Se te contassem no começo do ano que a reforma tributária finalmente seria aprovada em 2023, você acreditaria?

Eu acreditaria, por duas razões. Primeiro, porque o Congresso tinha já demostrado muito claramente vontade de abraçar uma reforma desse tipo e o protagonismo do Congresso é muito relevante – os presidentes da Câmara e do Senado estavam sinalizando da importância de avançar nesse tema. Parecia ter um consenso nessa direção. E quando o governo monta uma secretaria especial só para isso, coloca uma pessoa sênior como o Bernard Appy à frente, põe o ministro Haddad para falar disso a toda hora, mostra foco e vontade de fazer. Quando tem foco de um lado e protagonismo do parlamento do outro, a chance de acontecer é maior.

Os efeito práticos da reforma devem demorar a aparecer. Mas vai ser possível ver algum efeito no humor para os negócios já no ano que vem?

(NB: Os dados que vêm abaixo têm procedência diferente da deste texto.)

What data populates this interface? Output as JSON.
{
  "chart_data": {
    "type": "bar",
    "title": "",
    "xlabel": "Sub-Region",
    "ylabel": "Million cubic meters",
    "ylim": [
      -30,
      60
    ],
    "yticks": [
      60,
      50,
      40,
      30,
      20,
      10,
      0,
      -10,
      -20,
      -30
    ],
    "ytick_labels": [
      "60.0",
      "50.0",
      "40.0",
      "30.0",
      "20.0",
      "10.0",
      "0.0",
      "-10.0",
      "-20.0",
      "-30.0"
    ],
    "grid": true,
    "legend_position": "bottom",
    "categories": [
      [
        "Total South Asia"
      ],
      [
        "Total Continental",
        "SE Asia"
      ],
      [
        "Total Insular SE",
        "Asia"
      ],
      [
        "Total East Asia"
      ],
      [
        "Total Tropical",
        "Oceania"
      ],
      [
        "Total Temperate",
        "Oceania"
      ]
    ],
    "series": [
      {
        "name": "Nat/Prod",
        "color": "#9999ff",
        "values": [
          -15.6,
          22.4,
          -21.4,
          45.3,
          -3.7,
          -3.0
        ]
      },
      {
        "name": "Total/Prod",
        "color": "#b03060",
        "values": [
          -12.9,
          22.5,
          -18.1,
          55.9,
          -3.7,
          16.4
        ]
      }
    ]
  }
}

Talvez. O efeito de mercado, na economia, vai demorar para aparecer. Ainda tem muita discussão sobre a lei complementar, tem muita incerteza de como será a estrutura tributária lá na frente, como será o prazo de transição. Aumenta a complexidade no curto prazo porque tem os dois regimes convivendo. Eu seria cauteloso. Benefício mesmo, a gente vai ver daqui a uns cinco ou 10 anos. Vai ser um benefício importante, mas só vai acabar transparecendo em crescimento, melhora de mercado, da arrecadação, lá na frente.